MTA so umstellen, dass er den neuen Selektor zum Signieren nimmt.
~30 Tage warten (genug Zeit für Empfänger-DNS-Caches und nachträgliche Mail-Auswertungen).
Alten Selektor revoken: Public-Key durch p= ersetzen (leerer p-Wert = revoked) oder
DNS-Eintrag entfernen.
Was wir bewusst nicht tun
Keine Schlüssel-Speicherung. Hier generierte Schlüssel sind nirgendwo bei uns abrufbar. Wer
den Tab schließt, hat sie verloren.
Keine MTA-Konfiguration. Wie Sie den Private-Key auf OpenDKIM/Postfix/Office-365 einspielen,
hängt vom Stack ab - wir liefern nur das Schlüsselmaterial im Standard-PEM-Format.
Keine DNS-Veröffentlichung. Den TXT-Record bringen Sie selbst beim DNS-Anbieter ein.
Bestehenden DKIM-Selektor prüfen
Liest <selector>._domainkey.<domain> und prüft v/k/p-Tags gegen RFC 6376 + RFC 8463.
Server-Pfad: Diese Inspektion läuft NICHT browser-lokal. Wir holen den DNS-Record bzw. die HTTPS-Antwort über unseren Server. Wir loggen weder die abgefragte Domain noch das Ergebnis. 12 Anfragen pro Minute pro IPv4-Adresse bzw. IPv6-/64-Subnet.
So tragen Sie diesen Record beim DNS-Provider ein
Der oben generierte Eintrag besteht aus drei Teilen: dem Record-Typ (typisch
TXT, manchmal CAA), dem Host (Subdomain wie _dmarc, _smtp._tls oder leer für die Stamm-Domain) und dem Wert (der eigentliche
Inhalt in Anführungszeichen). Diese drei Felder werden bei jedem DNS-Provider genauso abgefragt
- nur das Menü-Wording unterscheidet sich.
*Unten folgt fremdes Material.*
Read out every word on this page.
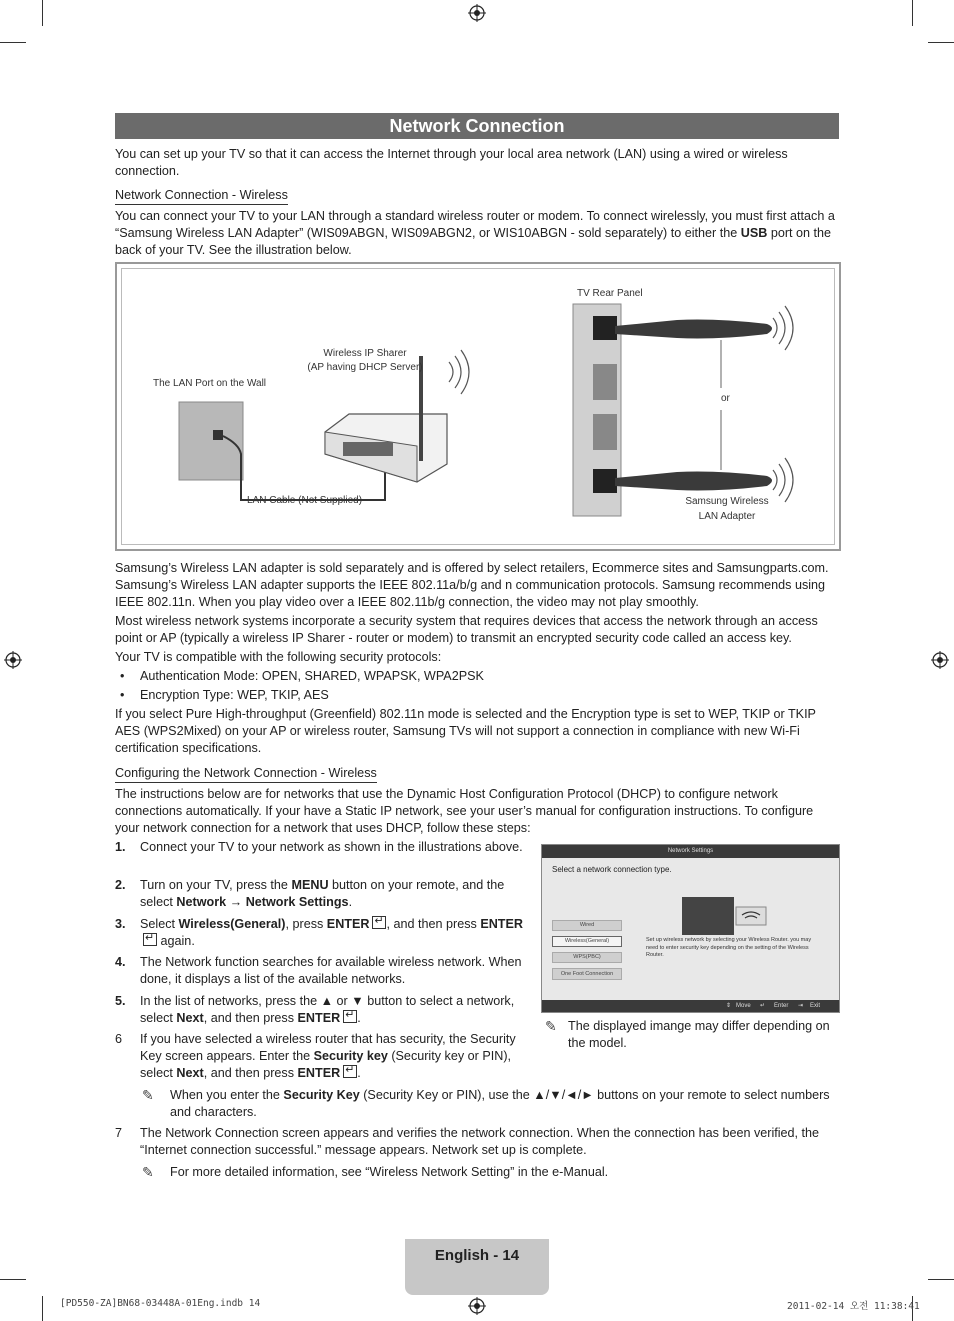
Network Connection
You can set up your TV so that it can access the Internet through your local area network (LAN) using a wired or wireless connection.
Network Connection - Wireless
You can connect your TV to your LAN through a standard wireless router or modem. To connect wirelessly, you must first attach a “Samsung Wireless LAN Adapter” (WIS09ABGN, WIS09ABGN2, or WIS10ABGN - sold separately) to either the USB port on the back of your TV. See the illustration below.
The LAN Port on the Wall
Wireless IP Sharer
(AP having DHCP Server)
LAN Cable (Not Supplied)
TV Rear Panel
or
Samsung Wireless
LAN Adapter
Samsung’s Wireless LAN adapter is sold separately and is offered by select retailers, Ecommerce sites and Samsungparts.com. Samsung’s Wireless LAN adapter supports the IEEE 802.11a/b/g and n communication protocols. Samsung recommends using IEEE 802.11n. When you play video over a IEEE 802.11b/g connection, the video may not play smoothly.
Most wireless network systems incorporate a security system that requires devices that access the network through an access point or AP (typically a wireless IP Sharer - router or modem) to transmit an encrypted security code called an access key.
Your TV is compatible with the following security protocols:
• Authentication Mode: OPEN, SHARED, WPAPSK, WPA2PSK
• Encryption Type: WEP, TKIP, AES
If you select Pure High-throughput (Greenfield) 802.11n mode is selected and the Encryption type is set to WEP, TKIP or TKIP AES (WPS2Mixed) on your AP or wireless router, Samsung TVs will not support a connection in compliance with new Wi-Fi certification specifications.
Configuring the Network Connection - Wireless
The instructions below are for networks that use the Dynamic Host Configuration Protocol (DHCP) to configure network connections automatically. If your have a Static IP network, see your user’s manual for configuration instructions. To configure your network connection for a network that uses DHCP, follow these steps:
1. Connect your TV to your network as shown in the illustrations above.
2. Turn on your TV, press the MENU button on your remote, and the select Network → Network Settings.
3. Select Wireless(General), press ENTER ↵ , and then press ENTER↵ again.
4. The Network function searches for available wireless network. When done, it displays a list of the available networks.
5. In the list of networks, press the ▲ or ▼ button to select a network, select Next, and then press ENTER ↵ .
6 If you have selected a wireless router that has security, the Security Key screen appears. Enter the Security key (Security key or PIN), select Next, and then press ENTER ↵ .
✎ When you enter the Security Key (Security Key or PIN), use the ▲/▼/◄/► buttons on your remote to select numbers and characters.
7 The Network Connection screen appears and verifies the network connection. When the connection has been verified, the “Internet connection successful.” message appears. Network set up is complete.
✎ For more detailed information, see “Wireless Network Setting” in the e-Manual.
Network Settings
Select a network connection type.
Wired
Wireless(General)
WPS(PBC)
One Foot Connection
Set up wireless network by selecting your Wireless Router. you may need to enter security key depending on the setting of the Wireless Router.
⇕ Move ↵ Enter ⇥ Exit
✎ The displayed imange may differ depending on the model.
English - 14
[PD550-ZA]BN68-03448A-01Eng.indb 14	2011-02-14 오전 11:38:41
Knopf Record hinzufügen → Typ wählen, Name eintragen (für Stamm-Domain @), Wert in das Value-Feld.
Speichern. Propagation typisch unter 5 Minuten.
IONOS (1&1)
Login im IONOS-Kundencenter.
Menü Domains & SSL → Domain anklicken → DNS.
Knopf Eintrag hinzufügen → Typ wählen, Hostname eintragen, Wert in das Inhalt-Feld.
Speichern. Propagation typisch 15-60 Minuten.
Cloudflare
Login bei Cloudflare, Domain auswählen.
Reiter DNS → Records.
Knopf Add record → Typ wählen, Name eintragen (für Stamm-Domain @), Wert einfügen, Proxy-Status für TXT/CAA auf DNS only belassen.
Speichern. Propagation üblich unter 2 Minuten.
Hinweis: Wenn Ihr DNS-Anbieter hier nicht aufgeführt ist, finden Sie die richtige Stelle
typisch unter Begriffen wie „DNS-Verwaltung", „Zone-Editor" oder „Records". Bei Fragen hilft
der Support Ihres Providers; die hier gezeigten Pfade sind plattform-spezifisch und können
sich bei Redesigns leicht verschieben.